L’ADIEU AU MUSIC-HALL
Personnages : La comédienne
Le metteur en scène
Le régisseur
Avant-scène d’une salle de spectacle désaffectée. La comédienne est debout devant un micro. Elle achève l’interprétation d’un texte -ça peut être quelques lignes d’un poème d’Arthur Cravan. Le metteur en scène est assis sur une chaise, très attentif. Le régisseur, lui, est également assis, mais plus à l’écart. (Les deux hommes ont un habillement assez similaire)

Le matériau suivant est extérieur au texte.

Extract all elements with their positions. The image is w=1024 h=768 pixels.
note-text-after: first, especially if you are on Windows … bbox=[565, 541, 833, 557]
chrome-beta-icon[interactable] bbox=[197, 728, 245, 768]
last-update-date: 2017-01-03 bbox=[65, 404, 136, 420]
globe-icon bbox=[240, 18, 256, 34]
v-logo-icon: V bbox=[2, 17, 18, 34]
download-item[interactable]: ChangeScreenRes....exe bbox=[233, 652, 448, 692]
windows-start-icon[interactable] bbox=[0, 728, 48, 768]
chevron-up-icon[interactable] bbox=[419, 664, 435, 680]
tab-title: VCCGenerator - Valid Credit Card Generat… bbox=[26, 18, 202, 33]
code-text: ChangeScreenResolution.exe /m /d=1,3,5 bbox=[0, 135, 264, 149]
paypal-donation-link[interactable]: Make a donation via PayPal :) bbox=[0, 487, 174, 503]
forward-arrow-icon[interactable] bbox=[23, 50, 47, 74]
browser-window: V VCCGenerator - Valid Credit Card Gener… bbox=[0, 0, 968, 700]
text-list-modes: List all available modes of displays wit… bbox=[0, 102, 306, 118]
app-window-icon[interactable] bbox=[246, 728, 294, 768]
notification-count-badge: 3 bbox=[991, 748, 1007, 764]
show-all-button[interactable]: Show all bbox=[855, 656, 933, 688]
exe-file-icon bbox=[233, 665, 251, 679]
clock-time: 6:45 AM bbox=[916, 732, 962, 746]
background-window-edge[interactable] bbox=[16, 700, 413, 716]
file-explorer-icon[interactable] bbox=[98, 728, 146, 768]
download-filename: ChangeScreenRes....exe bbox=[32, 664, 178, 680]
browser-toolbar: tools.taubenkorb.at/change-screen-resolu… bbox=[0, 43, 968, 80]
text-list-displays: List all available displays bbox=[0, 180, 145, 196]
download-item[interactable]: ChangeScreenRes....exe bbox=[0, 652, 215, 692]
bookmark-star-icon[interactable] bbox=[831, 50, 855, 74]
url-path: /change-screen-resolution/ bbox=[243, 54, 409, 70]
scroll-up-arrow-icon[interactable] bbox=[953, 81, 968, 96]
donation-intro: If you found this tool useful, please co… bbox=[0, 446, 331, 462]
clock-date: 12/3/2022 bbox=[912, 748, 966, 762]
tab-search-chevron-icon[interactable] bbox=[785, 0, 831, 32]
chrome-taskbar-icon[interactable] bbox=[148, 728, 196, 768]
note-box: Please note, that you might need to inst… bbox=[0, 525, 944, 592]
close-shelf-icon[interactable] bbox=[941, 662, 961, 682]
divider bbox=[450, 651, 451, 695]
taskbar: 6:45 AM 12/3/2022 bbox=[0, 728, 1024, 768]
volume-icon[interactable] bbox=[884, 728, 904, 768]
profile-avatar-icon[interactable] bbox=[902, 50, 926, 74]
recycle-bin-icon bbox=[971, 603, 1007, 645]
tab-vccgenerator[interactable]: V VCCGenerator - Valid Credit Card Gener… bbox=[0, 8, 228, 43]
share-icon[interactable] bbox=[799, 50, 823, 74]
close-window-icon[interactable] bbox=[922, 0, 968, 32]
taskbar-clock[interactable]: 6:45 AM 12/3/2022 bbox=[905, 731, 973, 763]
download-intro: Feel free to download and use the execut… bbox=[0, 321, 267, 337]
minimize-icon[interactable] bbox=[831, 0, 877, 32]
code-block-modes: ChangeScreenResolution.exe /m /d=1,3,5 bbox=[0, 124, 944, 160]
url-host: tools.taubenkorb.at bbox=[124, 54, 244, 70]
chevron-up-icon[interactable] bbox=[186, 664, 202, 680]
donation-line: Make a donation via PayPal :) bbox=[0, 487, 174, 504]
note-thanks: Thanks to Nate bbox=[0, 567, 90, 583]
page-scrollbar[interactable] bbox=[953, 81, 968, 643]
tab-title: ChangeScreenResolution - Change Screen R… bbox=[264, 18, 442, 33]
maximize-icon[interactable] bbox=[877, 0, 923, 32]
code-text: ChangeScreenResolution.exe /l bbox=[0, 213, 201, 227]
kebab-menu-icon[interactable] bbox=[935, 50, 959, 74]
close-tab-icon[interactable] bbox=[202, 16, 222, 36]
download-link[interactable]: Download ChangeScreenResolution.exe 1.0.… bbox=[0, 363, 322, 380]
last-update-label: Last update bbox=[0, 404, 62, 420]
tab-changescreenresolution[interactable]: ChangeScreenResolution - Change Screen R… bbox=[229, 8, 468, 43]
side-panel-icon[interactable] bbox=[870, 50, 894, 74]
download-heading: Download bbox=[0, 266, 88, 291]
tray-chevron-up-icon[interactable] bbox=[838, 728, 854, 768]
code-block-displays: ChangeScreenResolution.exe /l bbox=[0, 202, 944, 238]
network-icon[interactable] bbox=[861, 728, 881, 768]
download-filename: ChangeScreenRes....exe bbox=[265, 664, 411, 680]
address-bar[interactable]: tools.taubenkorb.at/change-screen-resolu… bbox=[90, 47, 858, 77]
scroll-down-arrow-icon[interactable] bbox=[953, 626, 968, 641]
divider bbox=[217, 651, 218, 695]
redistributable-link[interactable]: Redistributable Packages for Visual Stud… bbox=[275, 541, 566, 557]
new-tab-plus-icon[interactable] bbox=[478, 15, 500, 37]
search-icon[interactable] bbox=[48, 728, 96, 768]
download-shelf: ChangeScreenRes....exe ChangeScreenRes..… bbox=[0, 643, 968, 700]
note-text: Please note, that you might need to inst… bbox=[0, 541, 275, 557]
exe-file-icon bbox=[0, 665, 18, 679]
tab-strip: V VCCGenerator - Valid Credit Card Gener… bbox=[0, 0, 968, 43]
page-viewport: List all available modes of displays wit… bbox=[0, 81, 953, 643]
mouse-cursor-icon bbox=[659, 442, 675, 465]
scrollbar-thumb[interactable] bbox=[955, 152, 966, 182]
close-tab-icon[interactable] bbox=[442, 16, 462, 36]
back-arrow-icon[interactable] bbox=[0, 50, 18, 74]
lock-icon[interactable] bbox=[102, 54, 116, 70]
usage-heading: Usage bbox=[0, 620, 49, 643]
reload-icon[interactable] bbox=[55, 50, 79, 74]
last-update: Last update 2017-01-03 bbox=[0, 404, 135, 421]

(NB : le régisseur peut se lever de sa chaise au milieu du dialogue qui va suivre et marcher lentement en suivant le périmètre rectangulaire de la scène, passant un moment derrière la comédienne, la comédienne observant parfois son évolution d’un air inquiet, la scène se concluant quand il revient à sa chaise)
Le metteur en scène (hochant la tête)
Je crois que votre engagement va pouvoir être finalisé. C’est exactement ce que nous recherchons pour notre spectacle.
La comédienne
C’est vrai, vous me prenez ?
Le metteur en scène
Oui. Vous collez parfaitement au personnage.
La comédienne
Je ne sais quoi vous dire. Je commençais vraiment à désespérer de trouver un rôle. Et dire que j’ai failli passer à côté de votre annonce. Un simple entrefilet dans un gratuit de banlieue.
Le metteur en scène
Cette discrétion, c’était voulu. La programmation est imminente. C’est un peu la raison de ce rendez-vous ici ce soir, dans cette salle désaffectée.
La comédienne (regardant autour d’elle)
J’avoue que l’heure et le lieu m’ont un peu surprise même si j’ai déjà connu ça. Mais je m’étonne surtout d’être la seule comédienne convoquée pour l’audition.
Le metteur en scène
Le calendrier est très serré. Et nous devons suivre les directives de monsieur Parkowsky, le producteur du spectacle…
La comédienne
Parkowsky, vous dites ? C’est drôle, ce nom me dit quelque chose.
Le metteur en scène
Je pensais bien que ça vous ferait réagir. Depuis quelques temps, c’est un nom qui ne laisse pas indifférent. Une publicité dont d’ailleurs il aurait préféré se passer.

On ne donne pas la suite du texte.